Belajar dari Kehilangan

Akhir-akhir ini saya banyak sekali merasakan kehilangan materi. Misalnya, saat saya dikatakan telat check in saat akan berangkat ke Medan, menggunakan sebuah maskapai penerbangan berlambang singa. Saat itu saya terpaksa mereschedule ulang waktu keberangkatan dan mesti membayar biaya tambahan sekitar 2 kali lipat harga tiket awal. Kehilangan dilanjutkan dengan raibnya jam tangan Alba kesayangan saya, di mana saya benar-benar lupa kapan dan dimana saya terakhir kali meletakkan jam tangan tersebut. Dan yang baru saja terjadi, sejumlah uang yang saya bawa saat makan malam di sebuah warung makan dekat tempat saya berkerja terjatuh entah dimana. :(

Kehilangan itu merugikan! Kalau mau main hitung-hitungan ya jelas rugi. Uang sejumlah itu bisa digunakan untuk hal-hal lain yang bermanfaat dan jauh menyenangkan. Jam tangan kesayangan yang sudah menemani selama hampir 3 tahun tidak bisa lagi saya gunakan untuk menjadi penunjuk waktu, tidak bisa lagi untuk menghitung denyut nadi atau laju napas pasien. Belum lagi kalau diingat-ingat jam tangan itu adalah harta pertama yang saya beli dari hasil kerja saya sendiri untuk pertama kalinya (dulu pernah mencoba untuk mengajar privat, hehe), jadi pastinya punya kenangan tersendiri.

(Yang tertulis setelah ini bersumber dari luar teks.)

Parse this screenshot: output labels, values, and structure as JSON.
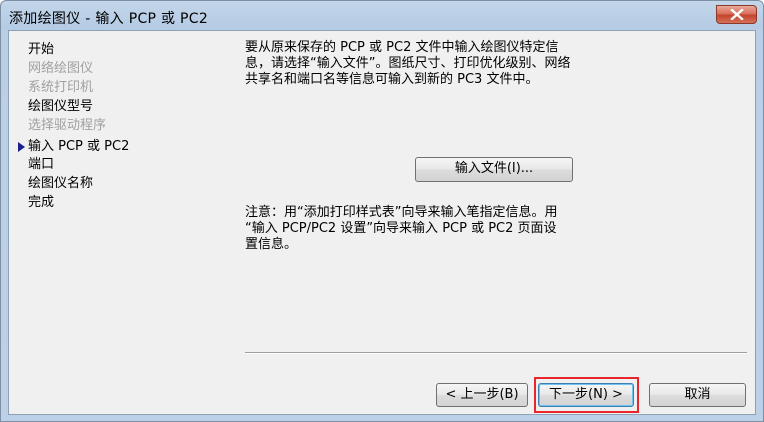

Makin cinta terhadap sesuatu, makin susah melepasnya jika kehilangan! hmm, ini benar adanyaaa.. Nah pas banget saya ingat kisahnya Ayub yang pernah kehilangan ga cuma materi, namun juga orang-orang yang disayang, bahkan kegantengan fisiknya. Ini jauh, jauh lebih menakutkan daripada kehilangan yang saya alami. Dan apa yang justru dikatakan Ayub?


"Dengan telanjang aku keluar dari kandungan ibuku, dengan telanjang juga aku akan kembali ke dalamnya. Tuhan yang memberi, Tuhan yang mengambil, terpujilah nama Tuhan!"


"... Apakah kita mau menerima yang baik dari Allah, tetapi tidak mau menerima yang buruk?"

Kehilangan juga membuat saya belajar melihat kembali sikap perilaku saya selama ini. Apakah mungkin saya juga terlalu ceroboh dalam menjaga materi tersebut. Wong barang-barang kepunyaan yang seperti itu aja bisa hilang, apalagi orang yang disayangi kelak #eh, jadi curcol :p

Banyak hal yang diuji melalui belajar dari kehilangan, mulai dari sikap hati saya kepada Sang Pemilik Materi sampai kepada perilaku saya dalam menjaga titipan Sang Khalik tersebut. Selamat memperbaiki diri kembali Prima! :)


1 komentar:

  1. @Prima Heptayana payung hilang mungkin orang yg ngambil lagi membutuhkan, kan sayang bisa beli lagi. kalau semakin cinta untuk apa melepaskannya, kalau cinta ya diperjuangkan untuk terus hidup bersama. mungkin itu sih menurutku.